Lanceurs d’alerte et devoir de vigilance : Webinaire de RSE et PED le 19 avril 2019

 RSE et PED – comprendre Responsabilité sociétale des entreprises et Pays en développement – qui se définit comme « Ressources et communauté pour la RSE avec les Pays en développement » organisait le 19 avril un webinaire sur le thème « Quel dispositif d’alerte et de recueil des signalements au niveau “siège” ? »
 
Frédérique Lellouche, secrétaire confédérale de la CFDT, explique les différences et ressemblances entre la loi Sapin 2 et la loi Devoir de vigilance, qui relèvent d’une même logique mais ne développent pas les mêmes mécanismes ni n’offrent la même protection au lanceur d’alerte. Uniquement personne physique interne à l’entreprise, désintéressée et de bonne foi, qui a eu personnellement connaissance des faits pour Sapin 2, le lanceur d’alerte peut être personne morale et externe pour la loi Vigilance. La première des deux lois énonce les sujets d’alerte (un crime ou un délit, une violation grave et manifeste d'un engagement international, une menace ou un préjudice graves pour l'intérêt général) et prévoit des cas où le droit l’alerte ne joue pas (secret de la défense nationale, secret médical, secret des relations entre un avocat et son client) ; dans la deuxième, le fait déclencheur peut être toute atteinte grave « envers les droits humains et les libertés fondamentales, la santé et la sécurité des personnes ainsi que l'environnement ». Mais les procédures sont différentes, la loi Sapin2 exigeant que le lanceur d’alerte passe d’abord par la voie interne avant de signaler à la Justice voire rendre l’affaire publique. Quant à la protection du lanceur d’alerte, elle n’est due pour Sapin 2 qu’à celui qui a respecté la procédure, et n’est pas prévue par la loi Devoir de vigilance. La syndicaliste insiste donc sur l’importance d’introduire des mesures de protection lors de la concertation, le plan de vigilance ayant « vocation à être élaboré en association avec les parties prenantes de la société ».
Elle salue deux avancées récentes : la création en France d’une Maison des lanceurs d’alerte et la Directive européenne à propos des lanceurs d’alerte. Celle-ci permet une harmonisation dans l’Europe communautaire dont seule une minorité d’États-membres s’étaient doté d’une législation en ce sens. Elle sera une avancée pour la France sur un point important, le fait que la lanceur d’alerte ne soit plus obligé de passer préalablement par l’alerte interne. Reste à savoir comment la France modifiera sa législation lors de la transposition de la directive.
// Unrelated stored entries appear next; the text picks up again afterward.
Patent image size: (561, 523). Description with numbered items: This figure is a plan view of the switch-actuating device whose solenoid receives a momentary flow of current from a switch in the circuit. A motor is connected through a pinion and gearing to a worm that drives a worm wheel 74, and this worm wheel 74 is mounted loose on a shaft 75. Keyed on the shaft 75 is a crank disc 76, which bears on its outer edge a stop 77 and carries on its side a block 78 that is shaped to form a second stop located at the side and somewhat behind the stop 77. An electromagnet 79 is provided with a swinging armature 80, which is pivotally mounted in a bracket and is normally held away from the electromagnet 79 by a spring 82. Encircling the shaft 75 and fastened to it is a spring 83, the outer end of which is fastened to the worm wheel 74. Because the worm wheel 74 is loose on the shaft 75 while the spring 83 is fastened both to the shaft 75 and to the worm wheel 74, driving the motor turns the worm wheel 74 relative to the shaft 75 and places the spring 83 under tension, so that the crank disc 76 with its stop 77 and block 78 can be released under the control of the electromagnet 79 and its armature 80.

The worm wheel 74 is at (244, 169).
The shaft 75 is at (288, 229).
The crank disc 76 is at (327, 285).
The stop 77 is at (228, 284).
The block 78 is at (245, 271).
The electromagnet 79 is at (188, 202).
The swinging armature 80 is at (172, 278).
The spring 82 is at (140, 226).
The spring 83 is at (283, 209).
Yves Nissim, directeur de la transformation et des opérations RSE chez Orange, considère que l’écriture d’un plan de vigilance est « un très bel exercice pour une entreprise ». L’opérateur téléphonique, présent à l’international, a mis en place dans tout son écosystème un système de remontée d’informations pour l’ensemble des sujets. Jusqu’à présent, il y a eu moins de cinquante alertes répertoriées. Néanmoins, l’entreprise étudie la possibilité d’externaliser le système d’alerte, afin de le professionnaliser. Les différents systèmes locaux déjà mis en place dans les différents pays sont à connecter. S’il n’est pas question d’une transparence totale à propos des alertes, dont certaines peuvent être infondées et d’autres réglées assez vite, il sera tenu une sorte de comptabilité présentant le nombre et le type d’alertes.
Placide Dougah note que l’Afrique n’est pas encore au même point que l’Europe sur ces sujets. Sur le continent cohabitent des filiales d’entreprises multinationales européennes, de grandes entreprises locales souvent liées au pouvoir en place, de petites entreprises locales, et aussi maintenant des entreprises chinoises qui bénéficient de passe-droit.
Le cadre juridique dans les pays d’Afrique francophone est souvent un copié-collé de la loi française mais il n’est pas appliqué dans de nombreux domaines, de la fourniture de vêtements de protection et du paiement des heures supplémentaires à la liberté syndicale. Il n’y a nulle part de mécanismes de vigilance, les salariés ne savent rien de leurs droits, l’Administration ne connait pas le devoir de vigilance, et les entreprises réclament d’être traitées de façon aussi laxiste que le sont les sociétés chinoises.
Pour lui, les organisations syndicales doivent coconstruire avec les entreprises un mécanisme d’alerte fiable, tout en évitant ce qui se passe souvent en Afrique, que le mandat syndical soit un tremplin pour accéder à un poste politique.